While recent events in Algeria and Sudan have been unique to those countries, analysts say the rapid downfall of Bouteflika and Bashir are a warning to authoritarian leaders in the region that they will ignore popular anger, especially over economic grievances, at their peril.
The Sudanese army said Thursday that Bashir had been removed from power and detained after 30 years in power following four months of protests. Last week, mass protests led Algeria’s ailing Bouteflika to step down last week after 20 years.
In both situations, longtime rulers were pushed aside by existing security structures on the back of mass protests, in a sign for authoritarian leaders that an army can be a foe as well as a friend.
But this also dashed popular hopes for a true revolution, leaving a potential for further instability.
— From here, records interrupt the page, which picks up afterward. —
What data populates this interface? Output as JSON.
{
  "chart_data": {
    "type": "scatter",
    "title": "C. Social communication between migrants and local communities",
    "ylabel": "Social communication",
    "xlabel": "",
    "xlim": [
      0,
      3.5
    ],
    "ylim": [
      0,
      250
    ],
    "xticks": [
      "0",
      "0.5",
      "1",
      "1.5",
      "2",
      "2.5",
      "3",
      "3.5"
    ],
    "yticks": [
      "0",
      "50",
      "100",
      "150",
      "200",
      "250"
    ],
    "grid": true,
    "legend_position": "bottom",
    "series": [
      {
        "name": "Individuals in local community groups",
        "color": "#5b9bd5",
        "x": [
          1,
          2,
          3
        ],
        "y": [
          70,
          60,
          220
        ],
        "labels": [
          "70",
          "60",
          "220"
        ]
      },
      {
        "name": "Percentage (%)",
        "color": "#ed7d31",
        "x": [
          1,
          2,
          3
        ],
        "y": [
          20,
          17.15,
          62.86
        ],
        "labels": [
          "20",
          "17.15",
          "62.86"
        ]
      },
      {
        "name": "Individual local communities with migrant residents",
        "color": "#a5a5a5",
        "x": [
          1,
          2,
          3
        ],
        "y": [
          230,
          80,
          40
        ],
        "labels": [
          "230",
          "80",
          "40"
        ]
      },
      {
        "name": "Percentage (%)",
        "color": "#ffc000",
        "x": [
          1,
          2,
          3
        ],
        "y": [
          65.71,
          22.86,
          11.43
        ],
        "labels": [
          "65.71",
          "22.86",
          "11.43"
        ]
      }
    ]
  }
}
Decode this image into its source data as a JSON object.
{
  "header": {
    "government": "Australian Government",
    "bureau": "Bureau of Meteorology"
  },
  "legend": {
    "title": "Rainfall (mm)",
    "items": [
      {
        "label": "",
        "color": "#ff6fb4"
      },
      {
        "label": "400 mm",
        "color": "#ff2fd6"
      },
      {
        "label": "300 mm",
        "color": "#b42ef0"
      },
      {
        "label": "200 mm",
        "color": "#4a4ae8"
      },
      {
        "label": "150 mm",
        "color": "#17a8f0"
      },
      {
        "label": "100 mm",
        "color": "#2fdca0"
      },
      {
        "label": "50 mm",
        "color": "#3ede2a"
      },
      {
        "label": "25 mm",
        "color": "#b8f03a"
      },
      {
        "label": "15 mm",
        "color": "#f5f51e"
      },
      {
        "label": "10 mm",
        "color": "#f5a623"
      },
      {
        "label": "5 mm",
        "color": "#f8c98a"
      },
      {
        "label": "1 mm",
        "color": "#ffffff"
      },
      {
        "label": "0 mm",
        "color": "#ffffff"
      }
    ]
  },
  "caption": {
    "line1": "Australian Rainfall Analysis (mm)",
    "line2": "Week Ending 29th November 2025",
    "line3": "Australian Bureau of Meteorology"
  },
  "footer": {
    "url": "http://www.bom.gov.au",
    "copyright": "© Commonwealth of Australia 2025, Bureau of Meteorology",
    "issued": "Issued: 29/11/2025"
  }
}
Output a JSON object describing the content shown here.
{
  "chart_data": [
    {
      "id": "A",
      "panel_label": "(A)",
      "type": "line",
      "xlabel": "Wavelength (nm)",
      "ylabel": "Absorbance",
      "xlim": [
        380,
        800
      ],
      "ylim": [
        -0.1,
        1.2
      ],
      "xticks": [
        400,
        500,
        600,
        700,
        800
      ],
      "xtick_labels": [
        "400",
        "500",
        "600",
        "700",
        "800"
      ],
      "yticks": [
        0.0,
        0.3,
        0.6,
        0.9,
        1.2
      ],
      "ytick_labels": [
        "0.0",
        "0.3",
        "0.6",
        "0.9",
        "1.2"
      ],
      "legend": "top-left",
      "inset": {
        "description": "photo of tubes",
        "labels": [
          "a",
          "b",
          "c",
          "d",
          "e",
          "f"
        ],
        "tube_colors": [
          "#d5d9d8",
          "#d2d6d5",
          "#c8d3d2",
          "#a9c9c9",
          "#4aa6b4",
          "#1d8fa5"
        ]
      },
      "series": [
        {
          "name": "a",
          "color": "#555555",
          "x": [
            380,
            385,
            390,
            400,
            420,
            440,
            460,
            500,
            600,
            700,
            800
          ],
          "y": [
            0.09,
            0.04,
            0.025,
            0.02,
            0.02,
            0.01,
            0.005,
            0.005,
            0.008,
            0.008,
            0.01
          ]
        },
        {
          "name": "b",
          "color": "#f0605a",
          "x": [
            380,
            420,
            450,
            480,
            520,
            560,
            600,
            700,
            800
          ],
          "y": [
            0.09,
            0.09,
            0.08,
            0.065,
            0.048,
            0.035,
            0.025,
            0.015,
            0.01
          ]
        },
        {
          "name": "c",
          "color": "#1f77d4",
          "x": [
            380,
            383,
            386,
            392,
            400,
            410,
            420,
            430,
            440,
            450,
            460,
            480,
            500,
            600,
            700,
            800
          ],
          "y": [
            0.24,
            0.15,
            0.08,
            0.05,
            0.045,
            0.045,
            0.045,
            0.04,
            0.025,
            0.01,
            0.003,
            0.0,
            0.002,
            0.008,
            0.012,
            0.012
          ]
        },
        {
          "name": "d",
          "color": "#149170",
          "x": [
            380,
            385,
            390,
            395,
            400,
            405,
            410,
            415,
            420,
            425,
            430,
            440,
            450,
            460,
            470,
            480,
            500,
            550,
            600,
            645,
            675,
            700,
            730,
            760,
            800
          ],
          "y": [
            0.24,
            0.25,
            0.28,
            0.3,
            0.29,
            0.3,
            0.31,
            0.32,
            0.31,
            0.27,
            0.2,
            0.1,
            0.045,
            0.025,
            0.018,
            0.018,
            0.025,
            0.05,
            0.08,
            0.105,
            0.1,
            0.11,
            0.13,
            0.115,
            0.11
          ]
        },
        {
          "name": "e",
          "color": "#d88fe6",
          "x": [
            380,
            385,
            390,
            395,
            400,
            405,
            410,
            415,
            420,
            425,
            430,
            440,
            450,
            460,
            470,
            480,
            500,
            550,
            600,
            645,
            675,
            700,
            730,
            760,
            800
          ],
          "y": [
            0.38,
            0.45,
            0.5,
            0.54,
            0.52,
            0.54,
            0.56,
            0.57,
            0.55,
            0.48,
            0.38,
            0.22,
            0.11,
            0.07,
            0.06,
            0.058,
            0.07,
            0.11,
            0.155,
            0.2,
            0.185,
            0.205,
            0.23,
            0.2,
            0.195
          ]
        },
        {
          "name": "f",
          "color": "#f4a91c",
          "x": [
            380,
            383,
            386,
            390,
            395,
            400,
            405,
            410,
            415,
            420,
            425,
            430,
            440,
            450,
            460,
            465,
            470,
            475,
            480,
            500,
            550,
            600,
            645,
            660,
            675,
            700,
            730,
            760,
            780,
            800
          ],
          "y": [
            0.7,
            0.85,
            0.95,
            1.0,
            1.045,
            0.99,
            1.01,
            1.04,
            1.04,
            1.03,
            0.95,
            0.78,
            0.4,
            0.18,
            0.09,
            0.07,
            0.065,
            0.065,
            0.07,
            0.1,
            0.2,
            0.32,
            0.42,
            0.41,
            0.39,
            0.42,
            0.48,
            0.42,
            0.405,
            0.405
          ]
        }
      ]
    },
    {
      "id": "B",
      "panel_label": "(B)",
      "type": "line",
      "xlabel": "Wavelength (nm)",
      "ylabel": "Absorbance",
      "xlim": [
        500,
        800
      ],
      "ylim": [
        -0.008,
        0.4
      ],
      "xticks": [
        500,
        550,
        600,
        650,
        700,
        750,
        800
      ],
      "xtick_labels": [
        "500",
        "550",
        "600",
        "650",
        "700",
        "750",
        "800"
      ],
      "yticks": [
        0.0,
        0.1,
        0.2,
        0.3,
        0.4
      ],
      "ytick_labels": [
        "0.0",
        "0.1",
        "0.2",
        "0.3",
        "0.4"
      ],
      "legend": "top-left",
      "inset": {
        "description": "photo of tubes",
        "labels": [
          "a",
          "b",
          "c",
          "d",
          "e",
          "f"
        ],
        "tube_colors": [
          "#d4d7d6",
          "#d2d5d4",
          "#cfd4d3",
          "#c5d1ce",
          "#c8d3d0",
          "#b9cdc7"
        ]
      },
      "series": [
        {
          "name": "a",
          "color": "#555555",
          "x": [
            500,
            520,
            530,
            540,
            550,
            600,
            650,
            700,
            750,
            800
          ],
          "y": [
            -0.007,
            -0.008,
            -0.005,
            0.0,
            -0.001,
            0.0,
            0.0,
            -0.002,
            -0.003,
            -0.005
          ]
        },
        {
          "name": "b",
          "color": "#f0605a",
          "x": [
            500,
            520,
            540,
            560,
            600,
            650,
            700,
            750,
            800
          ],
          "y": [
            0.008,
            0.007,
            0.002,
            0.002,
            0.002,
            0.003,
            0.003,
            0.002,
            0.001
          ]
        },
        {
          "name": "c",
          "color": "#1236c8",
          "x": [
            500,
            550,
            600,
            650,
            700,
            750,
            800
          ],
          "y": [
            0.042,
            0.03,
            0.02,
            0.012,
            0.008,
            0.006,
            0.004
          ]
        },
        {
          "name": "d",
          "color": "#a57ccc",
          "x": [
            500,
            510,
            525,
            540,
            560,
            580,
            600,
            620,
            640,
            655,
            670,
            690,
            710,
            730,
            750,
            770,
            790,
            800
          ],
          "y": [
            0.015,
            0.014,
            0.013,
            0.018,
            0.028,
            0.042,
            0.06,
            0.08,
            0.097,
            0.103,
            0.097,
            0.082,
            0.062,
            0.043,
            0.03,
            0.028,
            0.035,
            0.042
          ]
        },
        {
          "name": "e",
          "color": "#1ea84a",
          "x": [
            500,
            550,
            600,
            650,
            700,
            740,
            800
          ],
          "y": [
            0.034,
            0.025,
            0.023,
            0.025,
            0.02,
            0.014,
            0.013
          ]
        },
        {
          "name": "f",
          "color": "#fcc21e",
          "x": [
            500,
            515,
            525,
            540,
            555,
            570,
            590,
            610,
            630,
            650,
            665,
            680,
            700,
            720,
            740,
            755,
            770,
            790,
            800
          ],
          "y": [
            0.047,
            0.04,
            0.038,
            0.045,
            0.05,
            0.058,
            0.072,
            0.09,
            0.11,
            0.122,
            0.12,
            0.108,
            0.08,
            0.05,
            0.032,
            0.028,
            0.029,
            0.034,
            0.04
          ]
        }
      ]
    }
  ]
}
And as populations surge in the region, with the demographic switching towards a younger, more digitally savvy generation, discontent may deepen further.
‘Lesson for autocrats’
“The Algerian and Sudanese contexts are very different indeed. But at the same time, there is a lesson here for autocrats and dictators, that the craving for justice, democracy, and equal opportunities is universal,” said Marc Pierini, visiting scholar at Carnegie Europe.
“In both countries, people are fed up by seeing the people sitting in power, calling all the shots, and pocketing the money,” said Pierini, a former EU ambassador to Tunisia and Libya, Syria, Morocco and Turkey.
“It is also interesting that armed forces are not necessarily solidly behind these autocrats anymore and perhaps have a longer view,” he told AFP.
Algeria’s neighbour Morocco is run by a monarchy while heavyweight Egypt is headed by strongman President Abdel Fattah al-Sisi, a former army general.
He came to power after the ousting of Islamist Mohamed Morsi who himself was elected into power after the uprising that felled longtime autocrat Hosni Mubarak.
‘Looking on with worry’
Sharan Grewal, a postdoctoral fellow at the Center for Middle East Policy at the Brookings Institution, said it was difficult to predict whether the latest convulsions would trigger a repeat of the 2010-11 Arab Spring protests that ousted regimes in Egypt and Tunisia and led to war in Syria and Yemen.
“That said, revolutions do tend to occur in waves,” he said, citing the Arab Spring and the so-called colour revolutions in post-Soviet states like Ukraine and Georgia in the previous decade as well as the fall of Communism in eastern Europe in 1989.
Noting that the demands of the protesters to beat corruption and improve living standards resonate beyond Sudan and Algeria, he added: “You can be sure that dictators across the region are looking at these uprisings with worry.”
Haim Malka, senior fellow and deputy director of the Middle East Program at the Center for Strategic and International Studies (CSIS), said regimes have been “slow to grasp and adjust to a combination of demographic, technological and economic shifts”.
“The region will face more turbulence as citizens and regimes attempt to renegotiate the contours of the social contract,” he told AFP, adding: “It will take years” for a new equilibrium to emerge.